Thomas S. Kidd
Research Professor of Church History, John and Sharon Yeats Endowed Chair of Baptist Studies
At a Glance
Biography
Thomas S. Kidd serves as Research Professor of Church History at Midwestern & the John and Sharon Yeats Endowed Chair of Baptist Studies. Kidd completed a Ph.D. in history at the University of Notre Dame, where he worked with historian of religion George Marsden. He also earned Bachelor of Arts and Master of Arts degrees at Clemson University in South Carolina.
Kidd has authored numerous books including Thomas Jefferson: A Biography of Spirit and Flesh (Yale University Press, 2022), Who Is an Evangelical? The History of a Movement in Crisis (Yale University Press, 2019), American History, vols. 1 and 2 (B&H Academic, 2019), Benjamin Franklin: The Religious Life of a Founding Father (Yale University Press, 2017), American Colonial History: Clashing Cultures and Faiths (Yale University Press, 2016), Baptists in America: A History (with Barry Hankins, Oxford University Press, 2015), George Whitefield: America’s Spiritual Founding Father (Yale University Press, 2014), Patrick Henry: First Among Patriots (Basic Books, 2011), God of Liberty: A Religious History of the American Revolution (Basic Books, 2010), and The Great Awakening: The Roots of Evangelical Christianity in Colonial America (Yale University Press, 2007).

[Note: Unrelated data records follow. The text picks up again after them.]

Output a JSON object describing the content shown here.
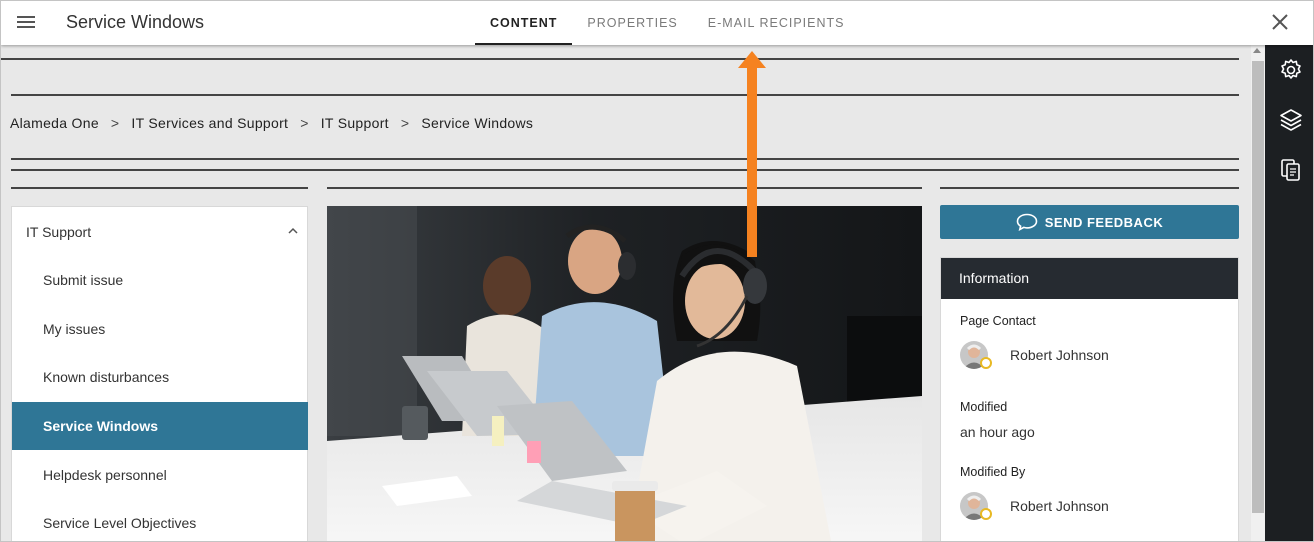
{
  "header": {
    "title": "Service Windows",
    "tabs": [
      {
        "label": "CONTENT",
        "active": true
      },
      {
        "label": "PROPERTIES",
        "active": false
      },
      {
        "label": "E-MAIL RECIPIENTS",
        "active": false
      }
    ],
    "icons": {
      "menu": "hamburger-menu-icon",
      "close": "close-icon"
    }
  },
  "breadcrumb": {
    "items": [
      "Alameda One",
      "IT Services and Support",
      "IT Support",
      "Service Windows"
    ],
    "separator": ">"
  },
  "nav": {
    "section_label": "IT Support",
    "items": [
      {
        "label": "Submit issue",
        "active": false
      },
      {
        "label": "My issues",
        "active": false
      },
      {
        "label": "Known disturbances",
        "active": false
      },
      {
        "label": "Service Windows",
        "active": true
      },
      {
        "label": "Helpdesk personnel",
        "active": false
      },
      {
        "label": "Service Level Objectives",
        "active": false
      }
    ]
  },
  "feedback": {
    "label": "SEND FEEDBACK",
    "icon": "chat-bubble-icon"
  },
  "info": {
    "title": "Information",
    "page_contact_label": "Page Contact",
    "page_contact_name": "Robert Johnson",
    "modified_label": "Modified",
    "modified_value": "an hour ago",
    "modified_by_label": "Modified By",
    "modified_by_name": "Robert Johnson"
  },
  "rail": {
    "icons": [
      "gear-icon",
      "layers-icon",
      "copy-pages-icon"
    ]
  },
  "colors": {
    "accent": "#2f7696",
    "info_header": "#262b31",
    "rail": "#1c1f22",
    "annotation_arrow": "#f58220",
    "presence": "#e8b923"
  }
}
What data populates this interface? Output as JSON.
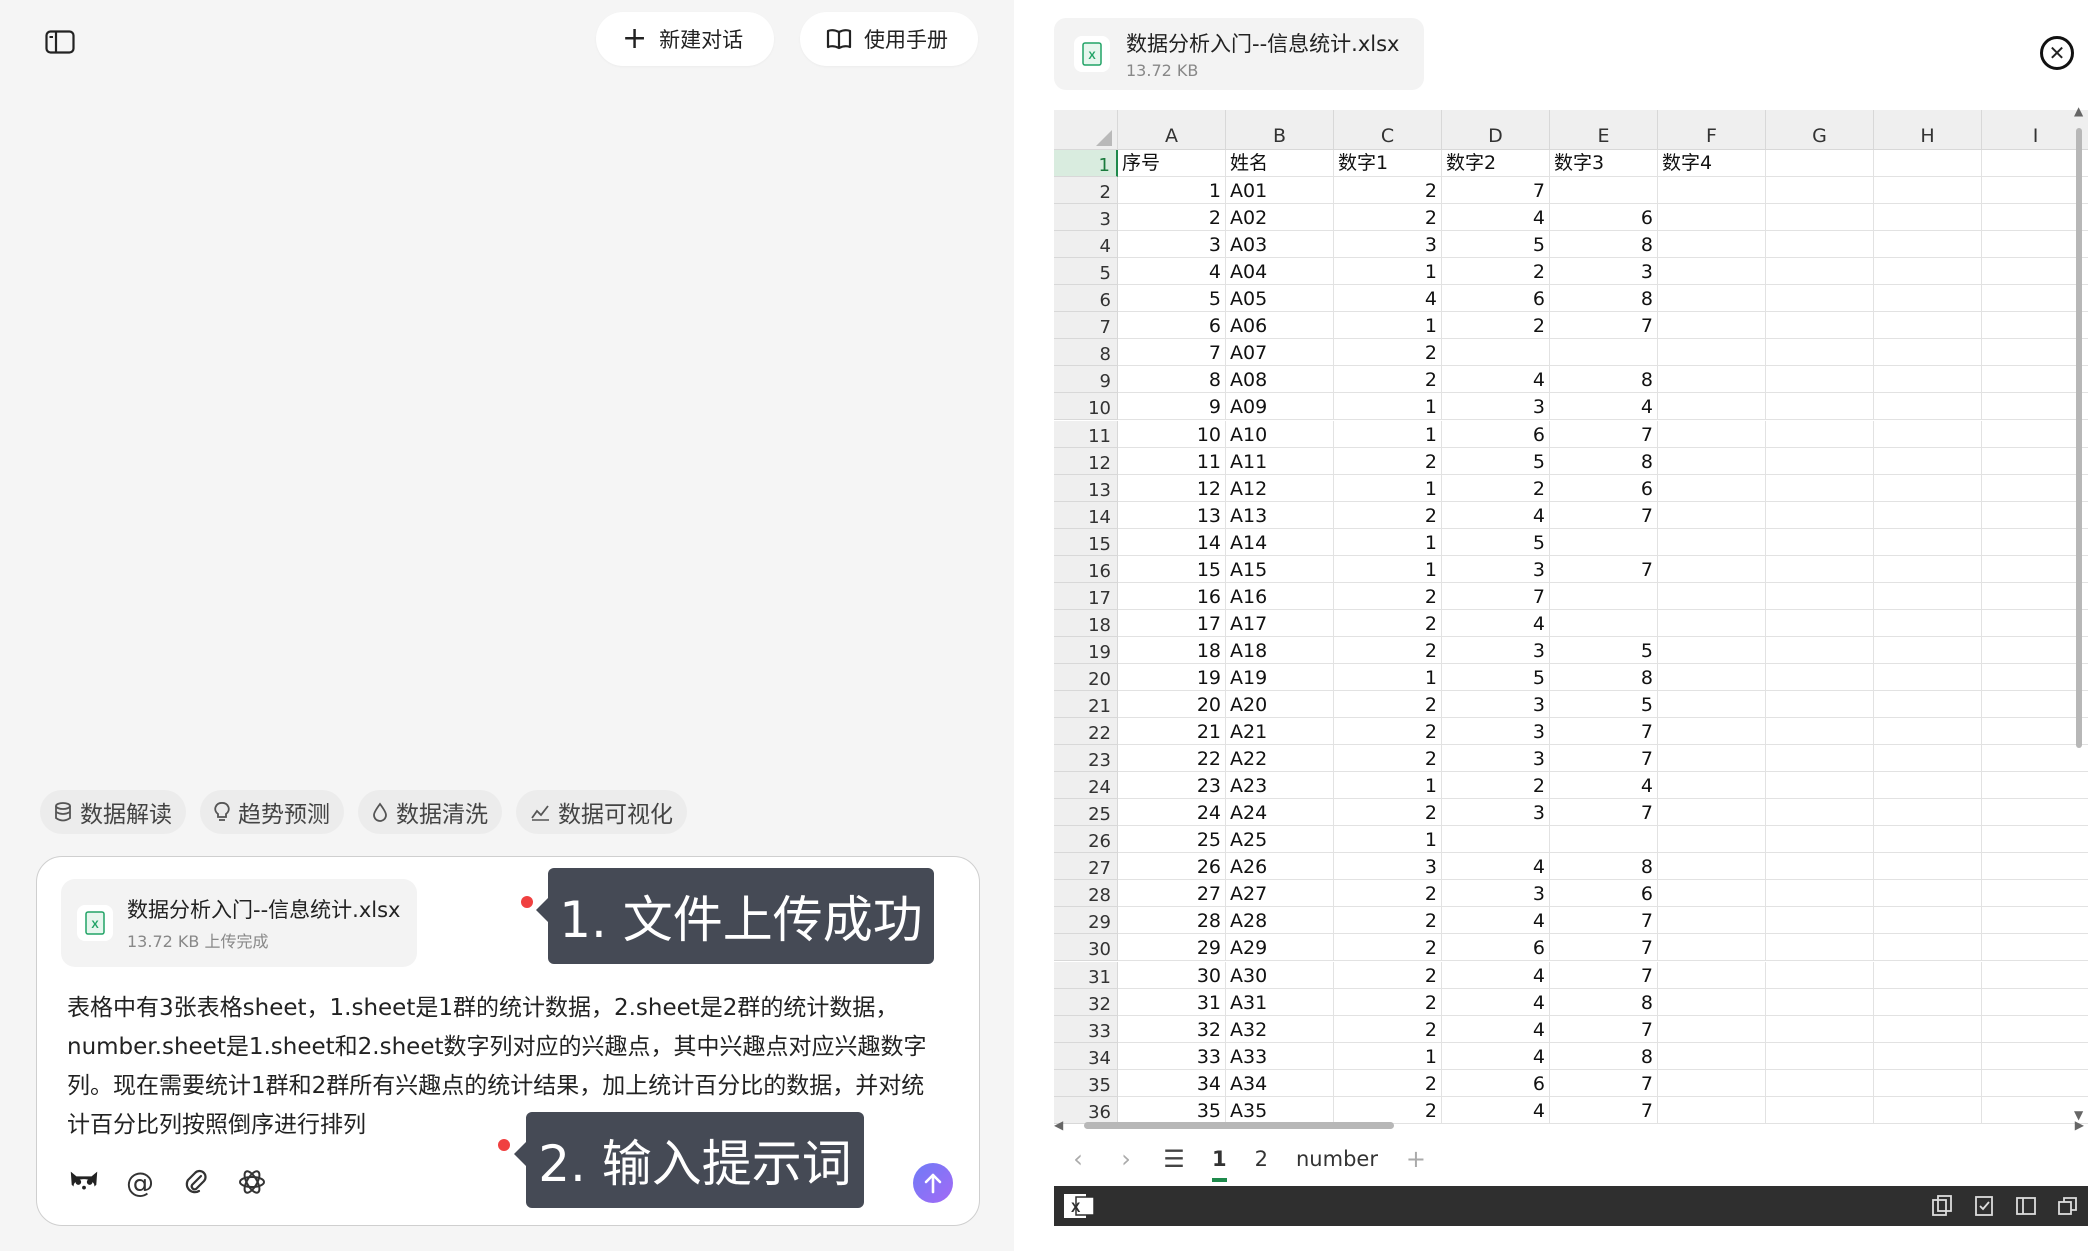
{
  "header": {
    "new_chat_label": "新建对话",
    "manual_label": "使用手册"
  },
  "chips": [
    {
      "label": "数据解读",
      "icon": "database-icon"
    },
    {
      "label": "趋势预测",
      "icon": "lightbulb-icon"
    },
    {
      "label": "数据清洗",
      "icon": "droplet-icon"
    },
    {
      "label": "数据可视化",
      "icon": "chart-line-icon"
    }
  ],
  "upload": {
    "file_name": "数据分析入门--信息统计.xlsx",
    "file_meta": "13.72 KB 上传完成"
  },
  "prompt_text": "表格中有3张表格sheet，1.sheet是1群的统计数据，2.sheet是2群的统计数据，number.sheet是1.sheet和2.sheet数字列对应的兴趣点，其中兴趣点对应兴趣数字列。现在需要统计1群和2群所有兴趣点的统计结果，加上统计百分比的数据，并对统计百分比列按照倒序进行排列",
  "callouts": {
    "step1": "1. 文件上传成功",
    "step2": "2. 输入提示词"
  },
  "viewer": {
    "file_name": "数据分析入门--信息统计.xlsx",
    "file_size": "13.72 KB"
  },
  "sheet": {
    "columns": [
      "A",
      "B",
      "C",
      "D",
      "E",
      "F",
      "G",
      "H",
      "I"
    ],
    "header_row": [
      "序号",
      "姓名",
      "数字1",
      "数字2",
      "数字3",
      "数字4"
    ],
    "rows": [
      [
        "1",
        "A01",
        "2",
        "7",
        ""
      ],
      [
        "2",
        "A02",
        "2",
        "4",
        "6"
      ],
      [
        "3",
        "A03",
        "3",
        "5",
        "8"
      ],
      [
        "4",
        "A04",
        "1",
        "2",
        "3"
      ],
      [
        "5",
        "A05",
        "4",
        "6",
        "8"
      ],
      [
        "6",
        "A06",
        "1",
        "2",
        "7"
      ],
      [
        "7",
        "A07",
        "2",
        "",
        ""
      ],
      [
        "8",
        "A08",
        "2",
        "4",
        "8"
      ],
      [
        "9",
        "A09",
        "1",
        "3",
        "4"
      ],
      [
        "10",
        "A10",
        "1",
        "6",
        "7"
      ],
      [
        "11",
        "A11",
        "2",
        "5",
        "8"
      ],
      [
        "12",
        "A12",
        "1",
        "2",
        "6"
      ],
      [
        "13",
        "A13",
        "2",
        "4",
        "7"
      ],
      [
        "14",
        "A14",
        "1",
        "5",
        ""
      ],
      [
        "15",
        "A15",
        "1",
        "3",
        "7"
      ],
      [
        "16",
        "A16",
        "2",
        "7",
        ""
      ],
      [
        "17",
        "A17",
        "2",
        "4",
        ""
      ],
      [
        "18",
        "A18",
        "2",
        "3",
        "5"
      ],
      [
        "19",
        "A19",
        "1",
        "5",
        "8"
      ],
      [
        "20",
        "A20",
        "2",
        "3",
        "5"
      ],
      [
        "21",
        "A21",
        "2",
        "3",
        "7"
      ],
      [
        "22",
        "A22",
        "2",
        "3",
        "7"
      ],
      [
        "23",
        "A23",
        "1",
        "2",
        "4"
      ],
      [
        "24",
        "A24",
        "2",
        "3",
        "7"
      ],
      [
        "25",
        "A25",
        "1",
        "",
        ""
      ],
      [
        "26",
        "A26",
        "3",
        "4",
        "8"
      ],
      [
        "27",
        "A27",
        "2",
        "3",
        "6"
      ],
      [
        "28",
        "A28",
        "2",
        "4",
        "7"
      ],
      [
        "29",
        "A29",
        "2",
        "6",
        "7"
      ],
      [
        "30",
        "A30",
        "2",
        "4",
        "7"
      ],
      [
        "31",
        "A31",
        "2",
        "4",
        "8"
      ],
      [
        "32",
        "A32",
        "2",
        "4",
        "7"
      ],
      [
        "33",
        "A33",
        "1",
        "4",
        "8"
      ],
      [
        "34",
        "A34",
        "2",
        "6",
        "7"
      ],
      [
        "35",
        "A35",
        "2",
        "4",
        "7"
      ]
    ]
  },
  "sheet_tabs": [
    "1",
    "2",
    "number"
  ],
  "active_tab": "1",
  "tab_add": "+"
}
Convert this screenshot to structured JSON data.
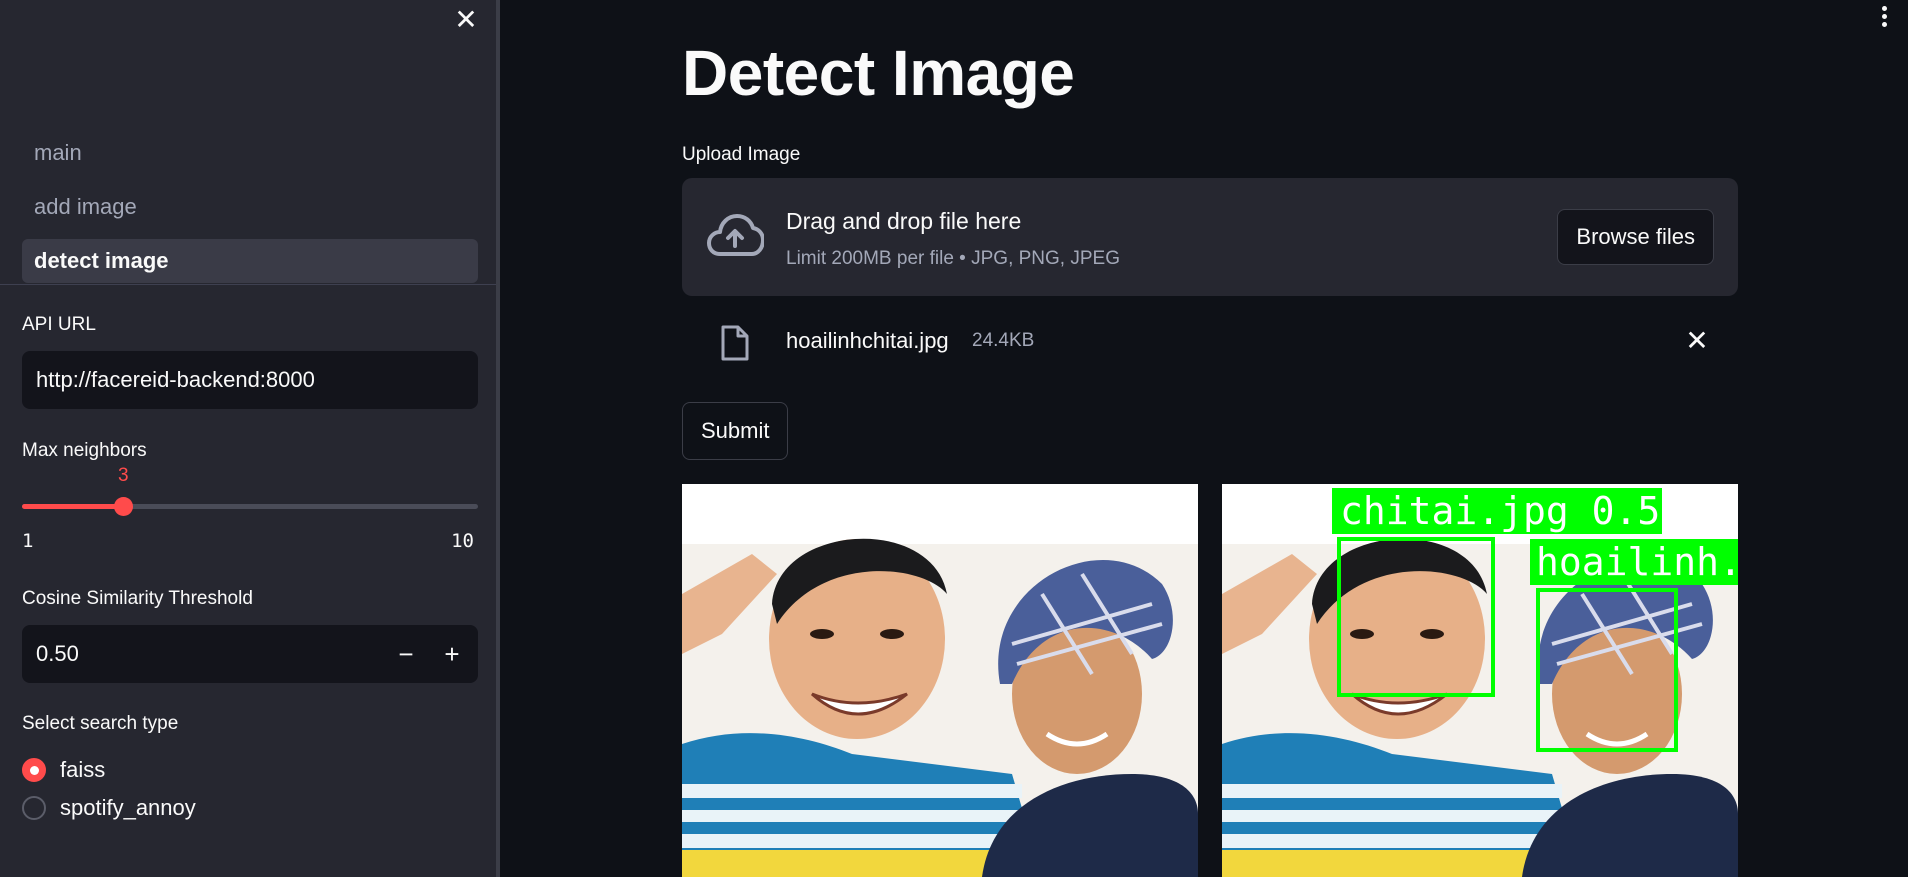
{
  "sidebar": {
    "nav": [
      {
        "label": "main"
      },
      {
        "label": "add image"
      },
      {
        "label": "detect image"
      }
    ],
    "api_url": {
      "label": "API URL",
      "value": "http://facereid-backend:8000"
    },
    "max_neighbors": {
      "label": "Max neighbors",
      "value": "3",
      "min": "1",
      "max": "10",
      "fraction": 0.2222
    },
    "threshold": {
      "label": "Cosine Similarity Threshold",
      "value": "0.50"
    },
    "search_type": {
      "label": "Select search type",
      "options": [
        {
          "label": "faiss",
          "checked": true
        },
        {
          "label": "spotify_annoy",
          "checked": false
        }
      ]
    }
  },
  "main": {
    "title": "Detect Image",
    "upload": {
      "label": "Upload Image",
      "drop_title": "Drag and drop file here",
      "drop_hint": "Limit 200MB per file • JPG, PNG, JPEG",
      "browse_label": "Browse files"
    },
    "file": {
      "name": "hoailinhchitai.jpg",
      "size": "24.4KB"
    },
    "submit_label": "Submit",
    "detections": [
      {
        "label": "chitai.jpg 0.51"
      },
      {
        "label": "hoailinh.j"
      }
    ]
  },
  "colors": {
    "accent": "#ff4b4b",
    "background": "#0e1117",
    "sidebar": "#262730",
    "detection_box": "#00ff00"
  }
}
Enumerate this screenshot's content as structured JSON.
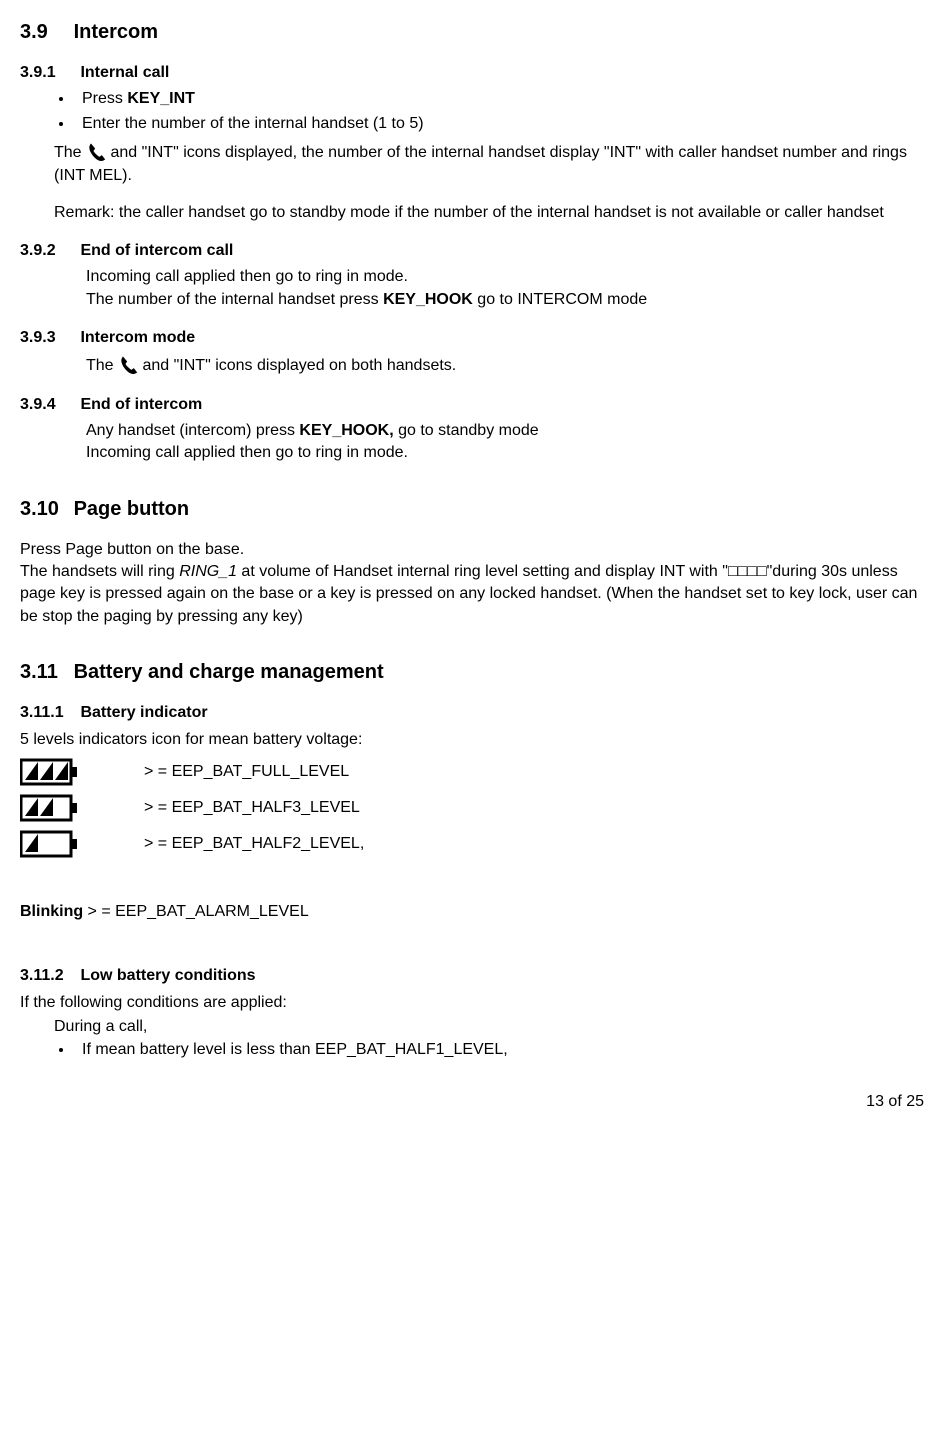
{
  "s39": {
    "num": "3.9",
    "title": "Intercom",
    "s1": {
      "num": "3.9.1",
      "title": "Internal call",
      "b1_pre": "Press ",
      "b1_bold": "KEY_INT",
      "b2": "Enter the number of the internal handset (1 to 5)",
      "p1a": "The ",
      "p1b": " and \"INT\" icons displayed,  the number of the internal handset display \"INT\" with caller handset number and rings (INT MEL).",
      "p2": "Remark: the caller handset go to standby mode if the number of the internal handset is not available or caller handset"
    },
    "s2": {
      "num": "3.9.2",
      "title": "End of intercom call",
      "p1": "Incoming call applied then go to ring in mode.",
      "p2a": "The number of the internal handset press  ",
      "p2b": "KEY_HOOK",
      "p2c": " go to INTERCOM mode"
    },
    "s3": {
      "num": "3.9.3",
      "title": "Intercom mode",
      "p1a": "The ",
      "p1b": " and \"INT\" icons displayed on both handsets."
    },
    "s4": {
      "num": "3.9.4",
      "title": "End of intercom",
      "p1a": "Any handset (intercom) press ",
      "p1b": "KEY_HOOK,",
      "p1c": " go to standby mode",
      "p2": "Incoming call applied then go to ring in mode."
    }
  },
  "s310": {
    "num": "3.10",
    "title": "Page button",
    "p1": "Press Page button on the base.",
    "p2a": "The handsets will ring ",
    "p2b": "RING_1",
    "p2c": " at volume of Handset internal ring level setting and display INT with \"□□□□\"during 30s unless page key is pressed again on the base or a key is pressed on any locked handset. (When the handset set to key lock, user can be stop the paging by pressing any key)"
  },
  "s311": {
    "num": "3.11",
    "title": "Battery and charge management",
    "s1": {
      "num": "3.11.1",
      "title": "Battery indicator",
      "p1": "5 levels indicators icon for mean battery voltage:",
      "r1": ">  = EEP_BAT_FULL_LEVEL",
      "r2": " > = EEP_BAT_HALF3_LEVEL",
      "r3": " > = EEP_BAT_HALF2_LEVEL,",
      "blink_label": "Blinking",
      "blink_text": "  > = EEP_BAT_ALARM_LEVEL"
    },
    "s2": {
      "num": "3.11.2",
      "title": "Low battery conditions",
      "p1": "If the following conditions are applied:",
      "p2": "During a call,",
      "b1": "If mean battery level is less than EEP_BAT_HALF1_LEVEL,"
    }
  },
  "footer": "13 of 25"
}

Kidd has written for media outlets including the Washington Post and the Wall Street Journal, and he also blogs at “Evangelical History” at The Gospel Coalition website. In the classroom, Kidd teaches courses on colonial America, the American Revolution, and American religious history.
He and his wife, Ruby, have two sons, Jonathan and Joshua.
Education
B.A. Clemson University
M.A. Clemson University
Ph.D. University of Notre Dame
Faculty Q&A
I love working with pastors and students to consider how believers and churches in the past have dealt with cultural and theological challenges in their time. It is essential that we learn from the “great cloud of witnesses” (Heb. 12) to serve the Lord more faithfully and courageously in our generation.